Macedonia accused of 'dangerous and deplorable' force against protesting migrants

Authorities in Macedonia were accused of using "dangerous and deplorable" force against migrants protesting at the country's border.

Greece said Maceonian police used tear gas and rubber bullets to push back crowds of people on the border town of Idomeni.

"The indiscriminate use of chemicals, rubber bullets and stun grenades against vulnerable populations, and particularly without reasons for such force, is a dangerous and deplorable act," said George Kyritsis, a spokesman for migration coordinators in the Greek government.

Police sources say they fired only tear gas after migrants stormed towards a border fence on Sunday.

Hundred of migrants and refugees at a makeshift camp on the Greek side of the border stormed the border fence, a Macedonian official told Reuters.

More than 10,000 migrants and refugees have been living at the sprawling tent camp in Greece since February, stranded there after a cascade of border shutdowns throughout the Balkans.

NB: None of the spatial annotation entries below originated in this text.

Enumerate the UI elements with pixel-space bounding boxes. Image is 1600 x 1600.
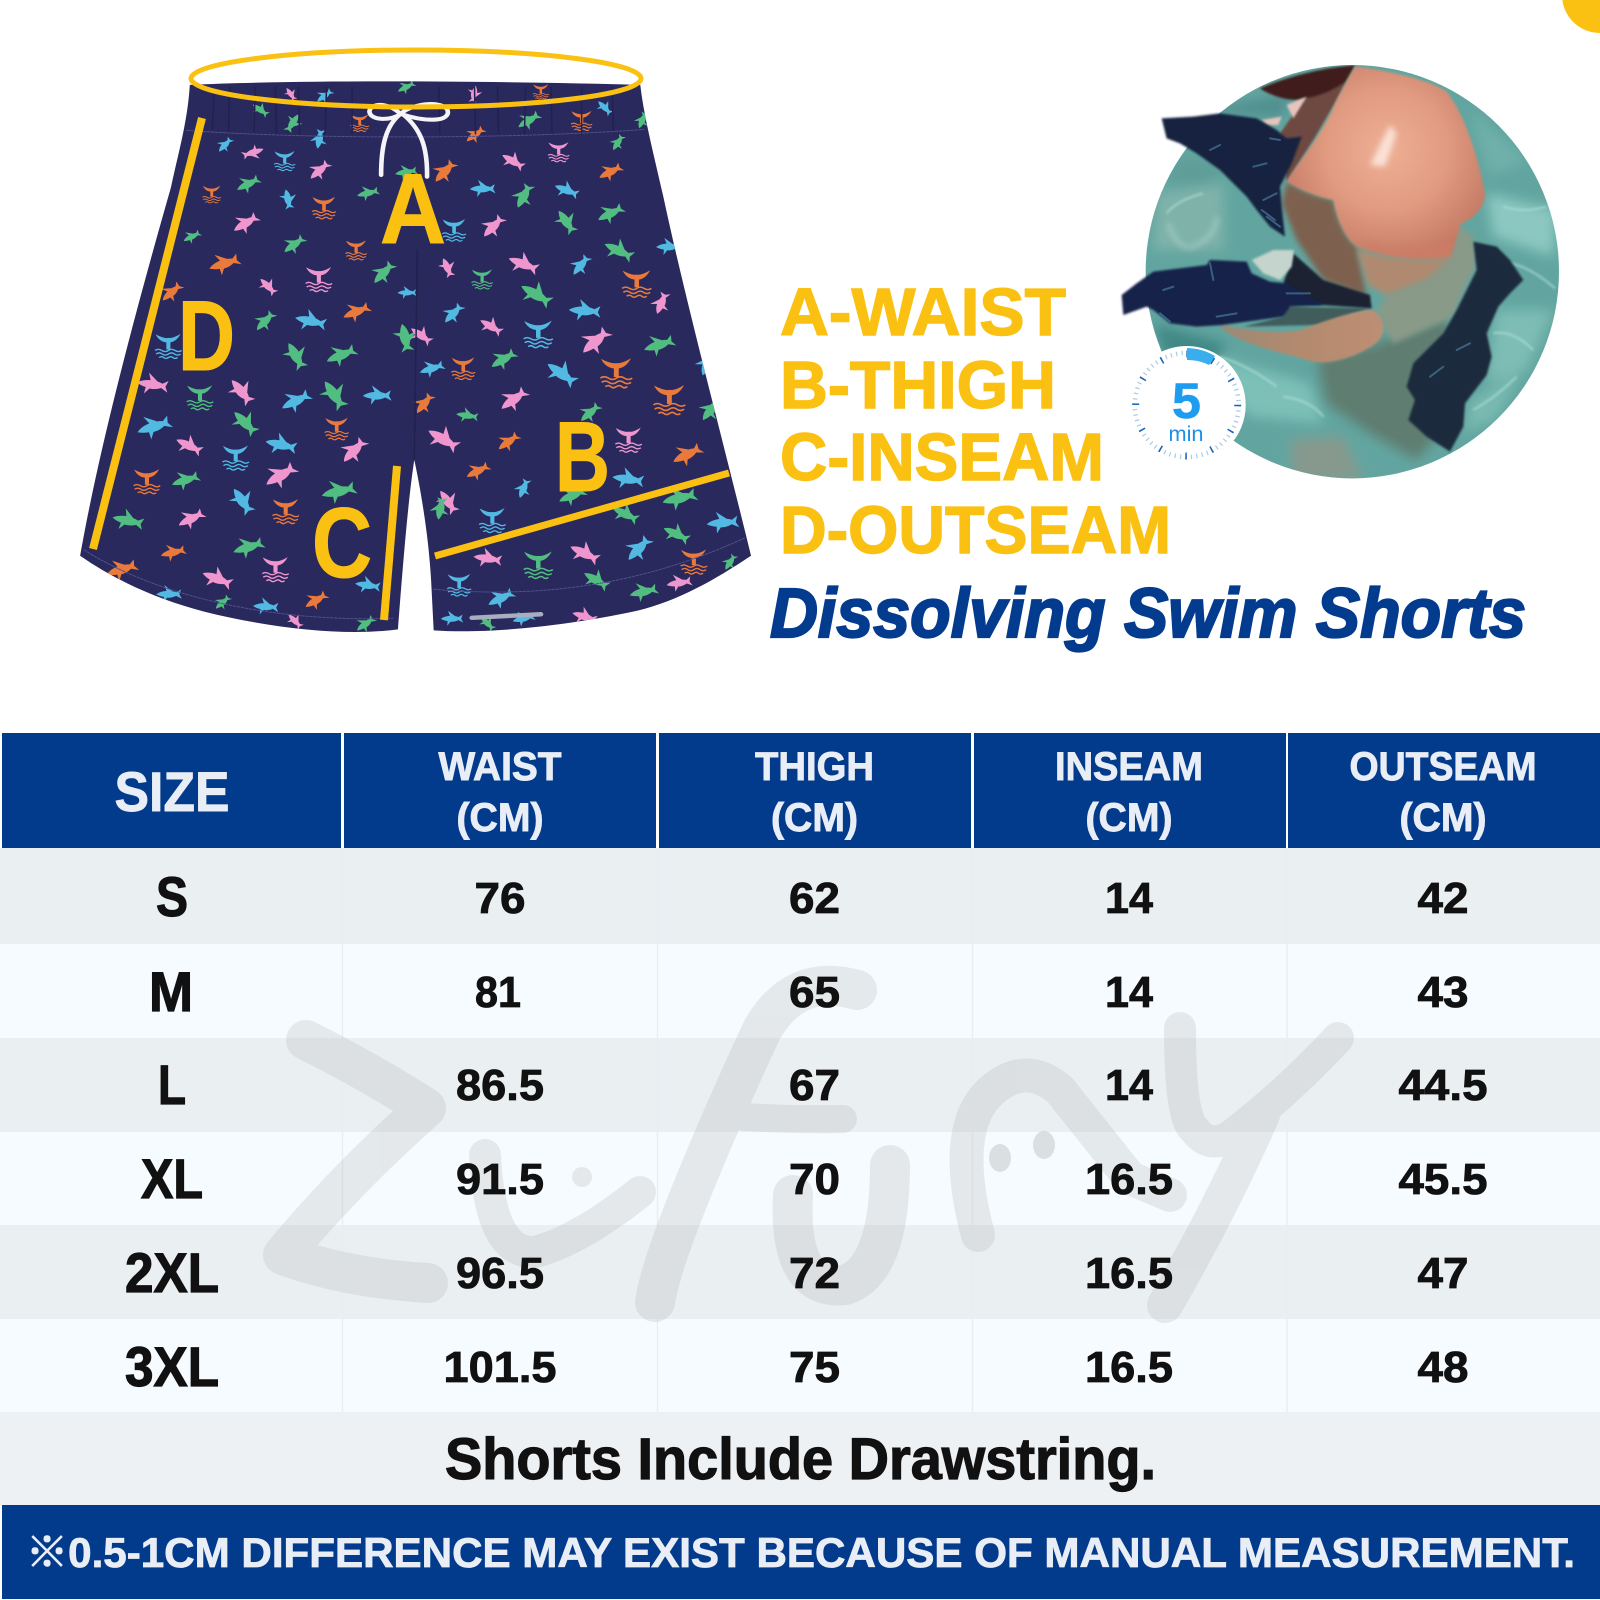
neck shade <box>1280 67 1353 182</box>
row S: 76 <box>474 874 526 923</box>
outseam measure line <box>93 118 202 549</box>
shoulder skin <box>1287 67 1485 259</box>
row 2XL: 72 <box>789 1249 840 1298</box>
row M <box>149 960 1468 1023</box>
torso side <box>1377 223 1477 343</box>
photo water and body <box>1143 63 1563 483</box>
dark fabric middle <box>1122 260 1323 327</box>
drawstring <box>369 104 448 177</box>
upper back <box>1282 182 1367 297</box>
row 3XL <box>125 1335 1468 1398</box>
disclaimer text: ※0.5-1CM DIFFERENCE MAY EXIST BECAUSE OF MANUAL MEASUREMENT. <box>26 1529 1575 1576</box>
dark fabric top <box>1162 113 1302 237</box>
watermark logo <box>283 986 1338 1305</box>
timer major ticks <box>1135 354 1238 456</box>
timer minor ticks <box>1135 353 1239 457</box>
row XL: 70 <box>789 1155 840 1204</box>
row S: 42 <box>1418 874 1468 923</box>
row 2XL <box>125 1241 1468 1304</box>
row M: 65 <box>789 968 840 1017</box>
size table <box>0 733 1600 1505</box>
timer unit: min <box>1168 423 1204 446</box>
inseam column header: INSEAM <box>1055 745 1203 789</box>
drawstring note: Shorts Include Drawstring. <box>445 1427 1156 1492</box>
row L: 67 <box>789 1061 840 1110</box>
row S: 62 <box>789 874 840 923</box>
waist unit: (CM) <box>456 796 544 840</box>
row S: 14 <box>1105 874 1154 923</box>
product title: Dissolving Swim Shorts <box>770 574 1526 652</box>
disclaimer background <box>2 1505 1600 1599</box>
dark fabric right <box>1407 242 1523 452</box>
waist column header: WAIST <box>438 745 562 789</box>
letter C: C <box>312 487 372 598</box>
row 2XL: 47 <box>1418 1249 1468 1298</box>
table header labels <box>114 745 1536 840</box>
row 3XL: 75 <box>789 1343 840 1392</box>
lower arm <box>1220 310 1383 362</box>
thigh column header: THIGH <box>755 745 874 789</box>
row S <box>156 865 1468 928</box>
shorts body <box>80 81 751 632</box>
timer number: 5 <box>1172 373 1201 429</box>
watermark dots <box>989 1131 1055 1172</box>
row XL <box>141 1147 1488 1210</box>
row 3XL: 3XL <box>125 1335 219 1398</box>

Migrants at Idomeni are demanding that the border with Macedonia be opened, but no migrants have been allowed through for weeks.

Greek authorities have been trying to convince the migrants in Idomeni to move to reception camps, with little success.

More than a million people fleeing conflict poured into Europe mainly through Greece in the past year.

The European Union is implementing an accord under which all new arrivals to Greece will be sent back to Turkey if they don't meet asylum criteria.